Dmitry Khalanskiy [JB]

11/14/2023, 1:30 PM
Currently, the
kotlinx-datetime
library doesn't include its own tzdb, instead using the one provided by the operating system.
r

rocketraman

11/14/2023, 1:34 PM
"Operating system" there I think is meant loosely: for code running on the JVM, its the JVM. For code running on JavaScript, its Joda Date I believe, and for native, its the OS via https://github.com/HowardHinnant/date. https://github.com/Kotlin/kotlinx-datetime/blob/HEAD/README.md?plain=1#L287-L292
Is that right @Dmitry Khalanskiy [JB]?
k

kevin.cianfarini

11/14/2023, 1:36 PM
Is there any ambition to bundle an up-to-date tzdb with kotlinx datetime?
d

Dmitry Khalanskiy [JB]

11/14/2023, 1:36 PM
Yeah, sorry, I should have said "by the platform." On the JS, you specify the dependency manually, on Native, it's the OS database, on the JVM, it's whatever the JVM exposes.
👍 1
There is such an ambition, here's why this could be needed: https://github.com/Kotlin/kotlinx-datetime/issues/201
e

ephemient

11/14/2023, 1:38 PM
iirc the JVM does have a mechanism to change the tzdata provider. at least on JVM platform, I think that would be a better solution because it'll be consistent throughout others Java usages in the same application
👍 1
found it,
java.time.zone.DefaultZoneRulesProvider
👍 1
k

kevin.cianfarini

11/14/2023, 1:42 PM
Neat!
Thanks for the link
Would bundling our own tzdb get rid of the need to declare an additional dependency for JS?
d

Dmitry Khalanskiy [JB]

11/14/2023, 1:48 PM
It would just mean specifying a different dependency, our own, that's available is multiplatform projects.
👍 1
k

kevin.cianfarini

11/14/2023, 1:55 PM
Oh I see.

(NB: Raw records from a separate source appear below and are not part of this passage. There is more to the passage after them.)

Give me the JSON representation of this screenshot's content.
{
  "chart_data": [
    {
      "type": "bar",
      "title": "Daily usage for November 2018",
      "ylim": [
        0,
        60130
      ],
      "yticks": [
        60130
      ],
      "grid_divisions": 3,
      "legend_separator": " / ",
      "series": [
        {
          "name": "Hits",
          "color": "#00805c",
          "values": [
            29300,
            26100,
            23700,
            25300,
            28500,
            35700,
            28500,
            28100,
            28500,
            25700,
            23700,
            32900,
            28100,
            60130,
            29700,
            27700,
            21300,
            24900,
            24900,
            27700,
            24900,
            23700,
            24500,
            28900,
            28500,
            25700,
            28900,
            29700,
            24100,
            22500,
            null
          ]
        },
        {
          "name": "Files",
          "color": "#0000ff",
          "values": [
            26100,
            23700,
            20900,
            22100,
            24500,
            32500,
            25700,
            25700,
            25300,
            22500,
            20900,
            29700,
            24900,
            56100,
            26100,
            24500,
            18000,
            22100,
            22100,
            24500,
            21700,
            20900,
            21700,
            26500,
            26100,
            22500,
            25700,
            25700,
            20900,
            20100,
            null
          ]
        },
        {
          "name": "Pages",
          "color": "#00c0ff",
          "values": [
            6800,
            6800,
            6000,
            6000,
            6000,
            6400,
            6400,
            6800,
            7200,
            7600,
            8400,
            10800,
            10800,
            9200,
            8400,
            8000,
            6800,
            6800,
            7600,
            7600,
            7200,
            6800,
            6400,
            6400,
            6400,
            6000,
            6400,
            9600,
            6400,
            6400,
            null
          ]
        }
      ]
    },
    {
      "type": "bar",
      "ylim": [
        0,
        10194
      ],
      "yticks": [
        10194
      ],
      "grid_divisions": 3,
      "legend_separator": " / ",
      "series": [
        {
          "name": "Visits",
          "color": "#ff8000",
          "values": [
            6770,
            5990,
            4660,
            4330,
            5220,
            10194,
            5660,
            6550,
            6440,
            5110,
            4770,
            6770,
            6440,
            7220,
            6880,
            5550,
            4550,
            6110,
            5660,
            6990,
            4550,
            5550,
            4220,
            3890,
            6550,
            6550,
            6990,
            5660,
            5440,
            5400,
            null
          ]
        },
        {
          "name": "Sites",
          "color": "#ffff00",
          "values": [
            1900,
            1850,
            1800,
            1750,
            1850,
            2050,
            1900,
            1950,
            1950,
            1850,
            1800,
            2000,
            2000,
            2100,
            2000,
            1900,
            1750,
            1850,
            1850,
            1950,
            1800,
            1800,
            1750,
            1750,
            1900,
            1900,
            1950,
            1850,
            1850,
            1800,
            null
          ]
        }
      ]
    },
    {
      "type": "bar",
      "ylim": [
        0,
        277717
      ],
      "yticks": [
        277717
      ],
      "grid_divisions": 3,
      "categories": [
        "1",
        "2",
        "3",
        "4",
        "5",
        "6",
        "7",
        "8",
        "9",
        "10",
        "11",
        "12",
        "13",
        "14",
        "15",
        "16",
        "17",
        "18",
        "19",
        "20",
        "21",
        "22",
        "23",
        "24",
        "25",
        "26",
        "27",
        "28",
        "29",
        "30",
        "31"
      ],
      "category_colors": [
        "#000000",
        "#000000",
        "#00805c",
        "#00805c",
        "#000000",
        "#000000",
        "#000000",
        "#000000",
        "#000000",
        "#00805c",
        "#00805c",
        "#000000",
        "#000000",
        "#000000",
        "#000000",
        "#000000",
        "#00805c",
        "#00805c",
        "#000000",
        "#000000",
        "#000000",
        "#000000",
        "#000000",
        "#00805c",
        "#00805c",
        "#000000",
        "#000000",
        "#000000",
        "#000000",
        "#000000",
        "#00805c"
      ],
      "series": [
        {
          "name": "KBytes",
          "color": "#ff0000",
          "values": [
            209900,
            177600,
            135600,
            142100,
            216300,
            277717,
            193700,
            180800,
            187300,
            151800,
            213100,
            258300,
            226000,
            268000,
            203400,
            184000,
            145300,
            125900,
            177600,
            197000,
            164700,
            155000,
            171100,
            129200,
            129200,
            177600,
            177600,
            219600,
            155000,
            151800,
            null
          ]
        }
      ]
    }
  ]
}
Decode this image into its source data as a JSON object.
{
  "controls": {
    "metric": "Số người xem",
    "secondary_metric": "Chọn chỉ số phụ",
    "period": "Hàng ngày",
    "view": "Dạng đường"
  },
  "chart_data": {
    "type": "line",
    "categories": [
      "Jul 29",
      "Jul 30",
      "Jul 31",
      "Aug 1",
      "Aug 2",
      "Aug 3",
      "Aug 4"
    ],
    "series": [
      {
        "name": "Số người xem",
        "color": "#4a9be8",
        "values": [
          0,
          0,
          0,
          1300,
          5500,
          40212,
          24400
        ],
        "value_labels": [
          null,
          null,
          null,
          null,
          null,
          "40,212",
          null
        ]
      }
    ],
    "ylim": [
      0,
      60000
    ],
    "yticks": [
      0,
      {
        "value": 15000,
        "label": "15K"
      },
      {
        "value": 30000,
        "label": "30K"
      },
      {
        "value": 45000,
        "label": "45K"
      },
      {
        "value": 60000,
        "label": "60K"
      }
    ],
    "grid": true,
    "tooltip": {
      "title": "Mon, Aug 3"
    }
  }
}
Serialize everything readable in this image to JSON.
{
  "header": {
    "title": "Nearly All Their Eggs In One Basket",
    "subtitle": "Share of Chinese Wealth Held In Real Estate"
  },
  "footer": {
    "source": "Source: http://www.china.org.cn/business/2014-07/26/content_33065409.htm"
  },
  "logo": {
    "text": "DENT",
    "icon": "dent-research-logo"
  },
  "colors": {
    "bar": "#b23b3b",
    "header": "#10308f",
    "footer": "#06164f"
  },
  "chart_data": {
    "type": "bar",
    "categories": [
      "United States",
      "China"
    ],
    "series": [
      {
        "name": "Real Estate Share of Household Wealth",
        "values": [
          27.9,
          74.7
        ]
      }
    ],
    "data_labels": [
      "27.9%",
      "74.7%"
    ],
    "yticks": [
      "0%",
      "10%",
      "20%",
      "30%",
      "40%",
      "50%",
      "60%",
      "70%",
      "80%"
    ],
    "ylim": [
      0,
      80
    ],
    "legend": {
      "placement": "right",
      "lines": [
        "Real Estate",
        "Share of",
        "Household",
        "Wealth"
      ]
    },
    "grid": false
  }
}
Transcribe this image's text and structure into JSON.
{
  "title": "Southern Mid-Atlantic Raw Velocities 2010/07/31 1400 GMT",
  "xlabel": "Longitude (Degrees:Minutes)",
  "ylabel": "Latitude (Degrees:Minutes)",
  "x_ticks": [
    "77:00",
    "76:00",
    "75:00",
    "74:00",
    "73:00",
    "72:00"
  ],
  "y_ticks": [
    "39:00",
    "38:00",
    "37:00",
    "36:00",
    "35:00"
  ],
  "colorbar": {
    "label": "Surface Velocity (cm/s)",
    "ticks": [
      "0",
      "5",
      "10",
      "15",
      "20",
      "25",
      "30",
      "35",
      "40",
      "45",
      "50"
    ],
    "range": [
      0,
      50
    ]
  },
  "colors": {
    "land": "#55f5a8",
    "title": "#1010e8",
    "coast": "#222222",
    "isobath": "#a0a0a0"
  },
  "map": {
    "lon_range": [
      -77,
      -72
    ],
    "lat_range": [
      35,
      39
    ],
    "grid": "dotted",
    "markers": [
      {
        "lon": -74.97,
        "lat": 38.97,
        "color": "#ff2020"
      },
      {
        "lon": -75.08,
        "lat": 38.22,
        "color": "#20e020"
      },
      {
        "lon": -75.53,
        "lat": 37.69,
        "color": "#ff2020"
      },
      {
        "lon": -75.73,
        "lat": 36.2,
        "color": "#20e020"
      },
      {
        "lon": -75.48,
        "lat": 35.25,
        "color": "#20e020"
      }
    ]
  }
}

So you're envisioning that the tzdb would ship as a different library altogether, and kotlinx datetime would depend on it?
d

Dmitry Khalanskiy [JB]

11/14/2023, 1:57 PM
No, it's this different library that would depend on kotlinx-datetime. This way, one would be able to use kotlinx-datetime with or without depending on a separate tzdb.
👍 1
k

kevin.cianfarini

11/14/2023, 1:58 PM
Oh I see. Thanks for entertaining my questions.